Jesús ahora se atreve a señalar a la mujer:“¿Ves a esta mujer?”. Ella ha demostrado verdadero amor, porque espontáneamente ha realizado los muchos gestos de cortesía que Simón, como anfitrión debía cumplir. Jesús no solo se pone de lado de la mujer pecadora sino que la propone como modelo y ejemplo del amor que redime y salva, confirmando lo que había predicado: “Les aseguro que los publicanos y las prostitutas llegan antes que ustedes en el Reino de Dios”. El Reino de vida y de amor del Padre, es ante todo buena noticia para los últimos y despreciados de la sociedad. “Tus pecados te son perdonados”, a Jesús sólo le importa la persona de la mujer, ve en ella lo que nadie ve: su gran capacidad de amar, por eso le perdona todos sus pecados, el perdón del Padre fruto del amor de Jesús. Mucho le es perdonado, porque mucho ha amado.

El perdón de Dios, no se limita simplemente a la absolución de las culpas, sino que es el don gratuito de Él mismo, en la presencia de Jesús. Cuando él pasa en la vida de una persona, pasa el perdón que lo hace reencontrarse consigo mismo y con Dios. La conversión no es fruto tanto de nuestra iniciativa y de un movimiento interior, sino del paso del Señor por nuestras vidas, es puro don de Dios Padre que nos quiere hacer participes de su vida. Sólo en la experiencia del amor verdadero se da el encuentro salvador entre nuestra miseria y la misericordia de Dios.

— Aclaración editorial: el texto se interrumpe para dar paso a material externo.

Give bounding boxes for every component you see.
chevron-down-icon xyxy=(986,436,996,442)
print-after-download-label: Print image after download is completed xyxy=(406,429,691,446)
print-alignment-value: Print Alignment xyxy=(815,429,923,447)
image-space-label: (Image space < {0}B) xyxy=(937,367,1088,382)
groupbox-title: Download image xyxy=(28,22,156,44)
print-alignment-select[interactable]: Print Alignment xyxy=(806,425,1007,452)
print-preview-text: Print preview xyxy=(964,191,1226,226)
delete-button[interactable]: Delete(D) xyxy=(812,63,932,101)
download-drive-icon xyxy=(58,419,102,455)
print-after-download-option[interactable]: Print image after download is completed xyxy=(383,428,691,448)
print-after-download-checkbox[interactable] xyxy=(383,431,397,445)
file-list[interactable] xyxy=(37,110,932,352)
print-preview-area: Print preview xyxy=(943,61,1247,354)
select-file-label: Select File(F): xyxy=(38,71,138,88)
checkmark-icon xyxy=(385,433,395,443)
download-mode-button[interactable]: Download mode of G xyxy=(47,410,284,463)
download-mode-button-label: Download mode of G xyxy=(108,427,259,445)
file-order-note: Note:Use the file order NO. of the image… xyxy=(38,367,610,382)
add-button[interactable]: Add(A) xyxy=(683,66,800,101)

En este encuentro de Jesús con la mujer pecadora resalta toda la capacidad redentora del amor, porque el amor nace del perdón y, al mismo tiempo, el amor propicia el perdón. Jesús nos invita a convertirnos no al Dios del fariseo, un Dios a temer, sino al Dios de la misericordia que perdona a la mujer pecadora, el Dios a amar, y de esta manera hacer que el eje fundamental de nuestra fe sea recibir y devolver amor.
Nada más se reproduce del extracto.